= Yekke =

Term describing a German-speaking Jew

A Yekke (also Jecke, Jekke (Note: In German, 'Jecke' is pronounced basically in the same way as English 'Yekke')) is a humorous, mildly derogatory reference to a German-speaking Jew in Israel. In Germany, they were contrasted with their Eastern European counterparts, the Ostjuden.

==Etymology==
There are several suggestions on the etymology of the word, all of them being inconclusive. In the older Yiddish dictionaries the word was translated as "German", but this meaning was not preserved, neither in Yiddish, nor Hebrew. The word is productive in Yiddish and when borrowed into Hebrew it had become productive there as well, accepting Hebrew patterns of word formation.
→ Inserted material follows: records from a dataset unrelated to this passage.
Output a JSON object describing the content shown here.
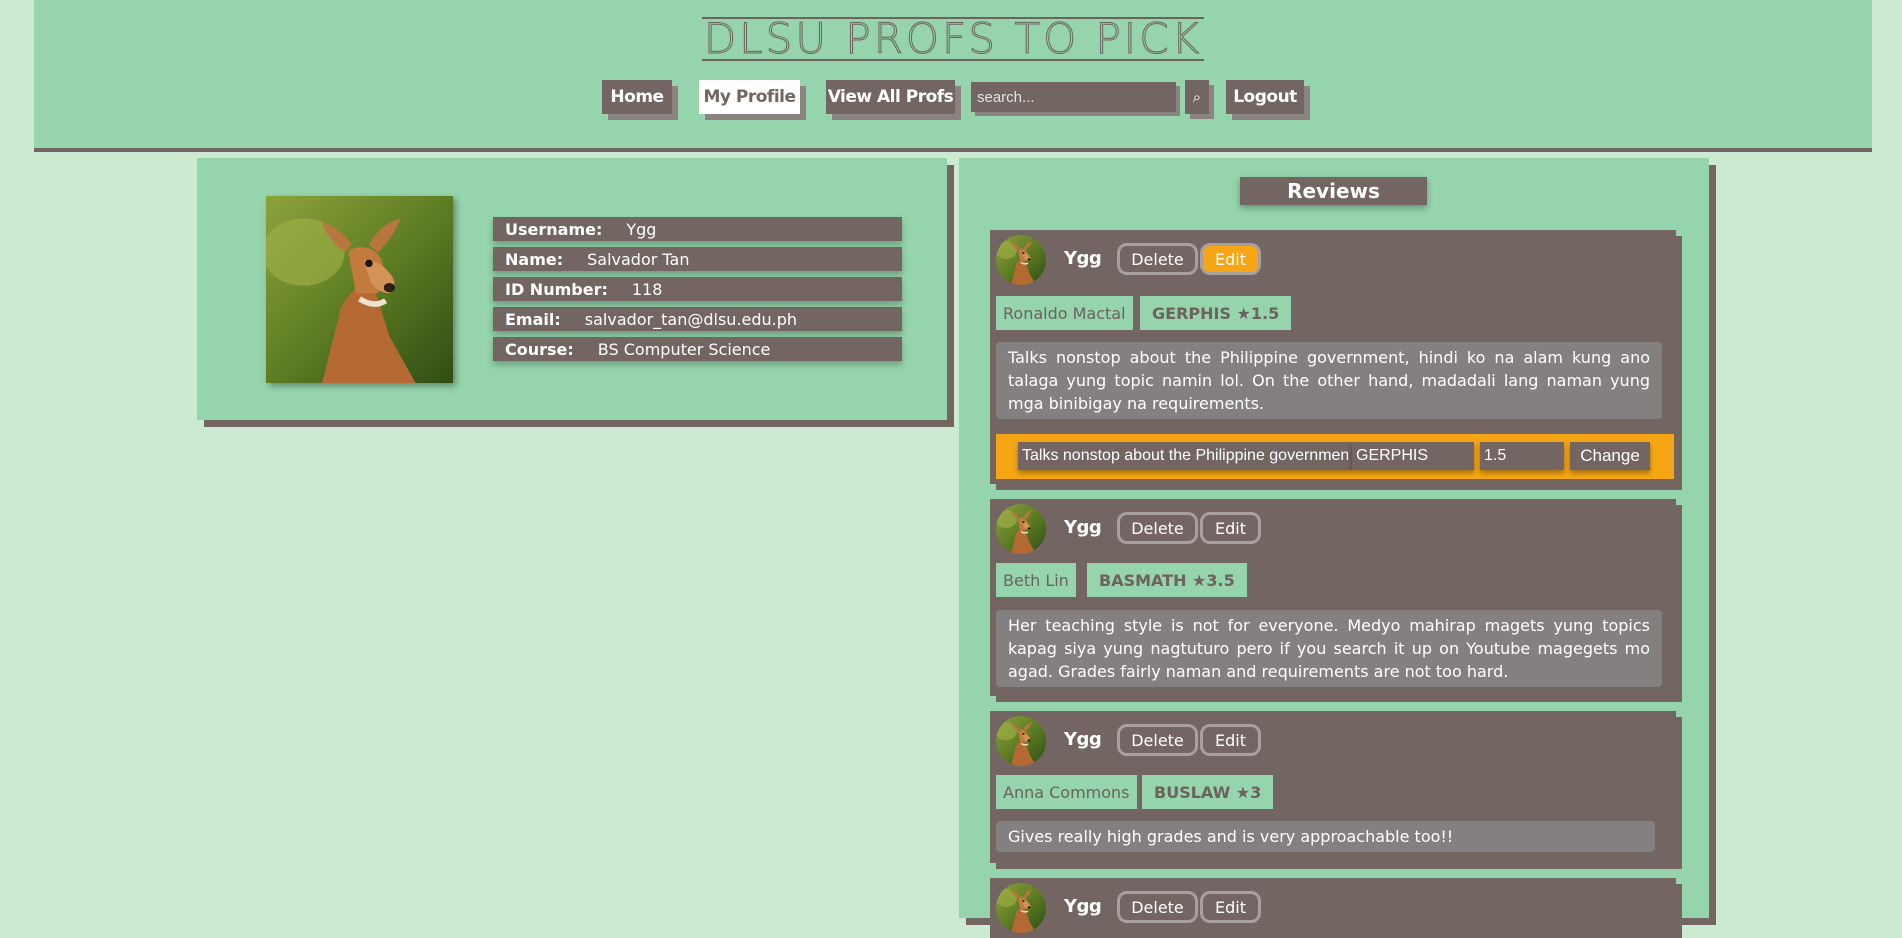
{
  "header": {
    "title": "DLSU PROFS TO PICK",
    "nav": {
      "home": "Home",
      "my_profile": "My Profile",
      "view_all_profs": "View All Profs",
      "logout": "Logout"
    },
    "search": {
      "placeholder": "search...",
      "value": ""
    },
    "search_button_icon": "search-icon"
  },
  "profile": {
    "labels": {
      "username": "Username:",
      "name": "Name:",
      "id_number": "ID Number:",
      "email": "Email:",
      "course": "Course:"
    },
    "values": {
      "username": "Ygg",
      "name": "Salvador Tan",
      "id_number": "118",
      "email": "salvador_tan@dlsu.edu.ph",
      "course": "BS Computer Science"
    }
  },
  "reviews": {
    "title": "Reviews",
    "delete_label": "Delete",
    "edit_label": "Edit",
    "change_label": "Change",
    "items": [
      {
        "user": "Ygg",
        "prof": "Ronaldo Mactal",
        "course_rating": "GERPHIS ★1.5",
        "text": "Talks nonstop about the Philippine government, hindi ko na alam kung ano talaga yung topic namin lol. On the other hand, madadali lang naman yung mga binibigay na requirements.",
        "edit_form": {
          "text_value": "Talks nonstop about the Philippine government, hindi ko na alam kung ano talaga yung topic namin lol. On the other hand, madadali lang naman yung mga binibigay na requirements.",
          "course_value": "GERPHIS",
          "rating_value": "1.5"
        }
      },
      {
        "user": "Ygg",
        "prof": "Beth Lin",
        "course_rating": "BASMATH ★3.5",
        "text": "Her teaching style is not for everyone. Medyo mahirap magets yung topics kapag siya yung nagtuturo pero if you search it up on Youtube magegets mo agad. Grades fairly naman and requirements are not too hard."
      },
      {
        "user": "Ygg",
        "prof": "Anna Commons",
        "course_rating": "BUSLAW ★3",
        "text": "Gives really high grades and is very approachable too!!"
      },
      {
        "user": "Ygg"
      }
    ]
  },
  "colors": {
    "page_bg": "#cbead1",
    "mint": "#95d4ac",
    "taupe": "#736662",
    "accent_orange": "#f6a615",
    "text_box_gray": "#858080"
  }
}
For example, in Yiddish the feminine for is yekete, feminine plural: yeketes, while in Hebrew it is yekit and yekiot, respectively.

==Demography and history==
The wave of immigration to British Mandatory Palestine in the 1930s and 1940s known as the Fifth Aliyah had a large proportion of Yekkes, around 25% (55,000 immigrants). Many of them settled in the vicinity of Ben Yehuda Street in Tel Aviv, leading to the nickname "Ben Yehuda Strasse". Their struggle to master Hebrew produced a dialect known as "Yekkish" (יעקיש, 'yekish'). The Ben Yehuda Strasse Dictionary: A Dictionary of Spoken Yekkish in the Land of Israel, published in 2012, documents this language.
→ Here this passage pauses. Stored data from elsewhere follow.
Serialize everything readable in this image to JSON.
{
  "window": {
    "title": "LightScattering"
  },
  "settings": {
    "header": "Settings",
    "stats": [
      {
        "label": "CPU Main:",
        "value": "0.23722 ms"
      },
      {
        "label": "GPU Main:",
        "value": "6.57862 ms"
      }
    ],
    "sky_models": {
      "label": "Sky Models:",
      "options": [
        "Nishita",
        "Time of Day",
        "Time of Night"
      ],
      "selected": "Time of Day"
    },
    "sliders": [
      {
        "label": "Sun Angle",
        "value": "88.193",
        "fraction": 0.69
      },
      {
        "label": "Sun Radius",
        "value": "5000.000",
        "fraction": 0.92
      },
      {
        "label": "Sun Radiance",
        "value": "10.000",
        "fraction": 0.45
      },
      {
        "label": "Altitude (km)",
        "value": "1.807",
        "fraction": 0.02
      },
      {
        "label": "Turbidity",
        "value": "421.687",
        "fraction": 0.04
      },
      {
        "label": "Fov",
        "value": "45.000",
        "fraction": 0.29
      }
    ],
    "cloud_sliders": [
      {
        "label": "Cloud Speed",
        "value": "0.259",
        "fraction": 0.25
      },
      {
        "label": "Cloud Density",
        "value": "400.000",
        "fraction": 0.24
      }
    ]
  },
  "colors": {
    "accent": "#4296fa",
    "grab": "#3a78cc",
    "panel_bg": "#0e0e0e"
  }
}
Some 60,000 German-speaking Jews immigrated to Israel in this wave, and they and their descendants made profound contributions to Israeli culture and society. Their stereotypical behaviour of Middle European formality, given the context of rough-hewn sabra culture, readily made the yekke a long-standing punchline, the omnibus cliché being that they were "overly formal, somewhat uppity, meticulous to the extreme, and famously punctual". The cohort was featured at the Hecht Museum in December 2025.

A significant community escaped Frankfurt after the Kristallnacht violence throughout Nazi Germany in November 1938, and relocated to the Washington Heights neighborhood of New York City, where they still have a synagogue, Khal Adath Jeshurun, which punctiliously adheres to the Yekkish liturgical text, rituals, and melodies.